Clinical whole-exome sequencing for the diagnosis of mendelian disorders

Abstract

Background: Whole-exome sequencing is a diagnostic approach for the identification of molecular defects in patients with suspected genetic disorders.

Methods: We developed technical, bioinformatic, interpretive, and validation pipelines for whole-exome sequencing in a certified clinical laboratory to identify sequence variants underlying disease phenotypes in patients.

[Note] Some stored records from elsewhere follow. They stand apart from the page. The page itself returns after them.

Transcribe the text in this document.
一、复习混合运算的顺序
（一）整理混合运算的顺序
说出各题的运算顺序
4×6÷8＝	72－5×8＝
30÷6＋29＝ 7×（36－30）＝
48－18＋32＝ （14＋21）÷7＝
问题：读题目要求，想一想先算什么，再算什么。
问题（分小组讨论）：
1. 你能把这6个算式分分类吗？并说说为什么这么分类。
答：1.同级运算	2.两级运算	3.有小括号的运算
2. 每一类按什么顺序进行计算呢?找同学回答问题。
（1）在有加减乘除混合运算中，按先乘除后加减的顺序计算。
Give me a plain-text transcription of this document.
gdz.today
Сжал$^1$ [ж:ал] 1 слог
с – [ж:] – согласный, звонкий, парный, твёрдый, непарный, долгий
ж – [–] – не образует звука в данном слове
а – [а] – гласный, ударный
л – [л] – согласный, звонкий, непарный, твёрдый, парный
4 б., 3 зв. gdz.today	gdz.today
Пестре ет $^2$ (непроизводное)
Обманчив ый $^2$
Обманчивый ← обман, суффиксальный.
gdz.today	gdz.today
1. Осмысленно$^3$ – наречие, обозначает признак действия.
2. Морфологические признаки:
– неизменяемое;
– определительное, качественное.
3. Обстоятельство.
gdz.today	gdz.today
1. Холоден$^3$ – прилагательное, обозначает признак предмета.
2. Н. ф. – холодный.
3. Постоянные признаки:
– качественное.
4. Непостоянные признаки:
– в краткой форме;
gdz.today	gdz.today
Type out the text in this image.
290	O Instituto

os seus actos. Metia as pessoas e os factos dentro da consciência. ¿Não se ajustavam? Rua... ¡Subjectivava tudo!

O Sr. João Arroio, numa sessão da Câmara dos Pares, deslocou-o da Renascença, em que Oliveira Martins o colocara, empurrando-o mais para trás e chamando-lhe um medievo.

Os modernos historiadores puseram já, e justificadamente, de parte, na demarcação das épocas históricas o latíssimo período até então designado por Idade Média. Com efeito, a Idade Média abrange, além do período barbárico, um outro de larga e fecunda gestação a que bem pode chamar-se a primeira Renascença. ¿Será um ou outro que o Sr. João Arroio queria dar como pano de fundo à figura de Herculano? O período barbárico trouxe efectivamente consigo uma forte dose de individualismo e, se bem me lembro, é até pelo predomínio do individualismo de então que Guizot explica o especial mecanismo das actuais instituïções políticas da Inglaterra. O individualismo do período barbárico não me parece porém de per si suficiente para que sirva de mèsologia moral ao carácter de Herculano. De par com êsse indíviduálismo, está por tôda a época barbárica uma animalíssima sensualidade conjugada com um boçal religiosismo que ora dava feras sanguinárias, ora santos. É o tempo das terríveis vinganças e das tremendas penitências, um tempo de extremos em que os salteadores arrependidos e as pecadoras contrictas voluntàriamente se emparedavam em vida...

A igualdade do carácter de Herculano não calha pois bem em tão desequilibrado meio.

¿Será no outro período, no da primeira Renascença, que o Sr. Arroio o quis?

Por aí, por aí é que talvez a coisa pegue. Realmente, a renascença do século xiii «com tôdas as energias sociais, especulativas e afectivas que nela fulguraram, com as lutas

Results: We present data on the first 250 probands for whom referring physicians ordered whole-exome sequencing. Patients presented with a range of phenotypes suggesting potential genetic causes. Approximately 80% were children with neurologic phenotypes. Insurance coverage was similar to that for established genetic tests. We identified 86 mutated alleles that were highly likely to be causative in 62 of the 250 patients, achieving a 25% molecular diagnostic rate (95% confidence interval, 20 to 31). Among the 62 patients, 33 had autosomal dominant disease, 16 had autosomal recessive disease, and 9 had X-linked disease. A total of 4 probands received two nonoverlapping molecular diagnoses, which potentially challenged the clinical diagnosis that had been made on the basis of history and physical examination. A total of 83% of the autosomal dominant mutant alleles and 40% of the X-linked mutant alleles occurred de novo. Recurrent clinical phenotypes occurred in patients with mutations that were highly likely to be causative in the same genes and in different genes responsible for genetically heterogeneous disorders.

Conclusions: Whole-exome sequencing identified the underlying genetic defect in 25% of consecutive patients referred for evaluation of a possible genetic condition. (Funded by the National Human Genome Research Institute.).

Figure 1

Variants were identified with the use of Atlas-SNP and Atlas-Indel. ESP denotes ESP5400 data from the National Heart, Lung, and Blood Institute GO Exome Sequencing Project, HGMD Human Gene Mutation Database, MAF minor allele frequency, TG the 1000 Genomes Project, and VUS variants of unknown clinical significance.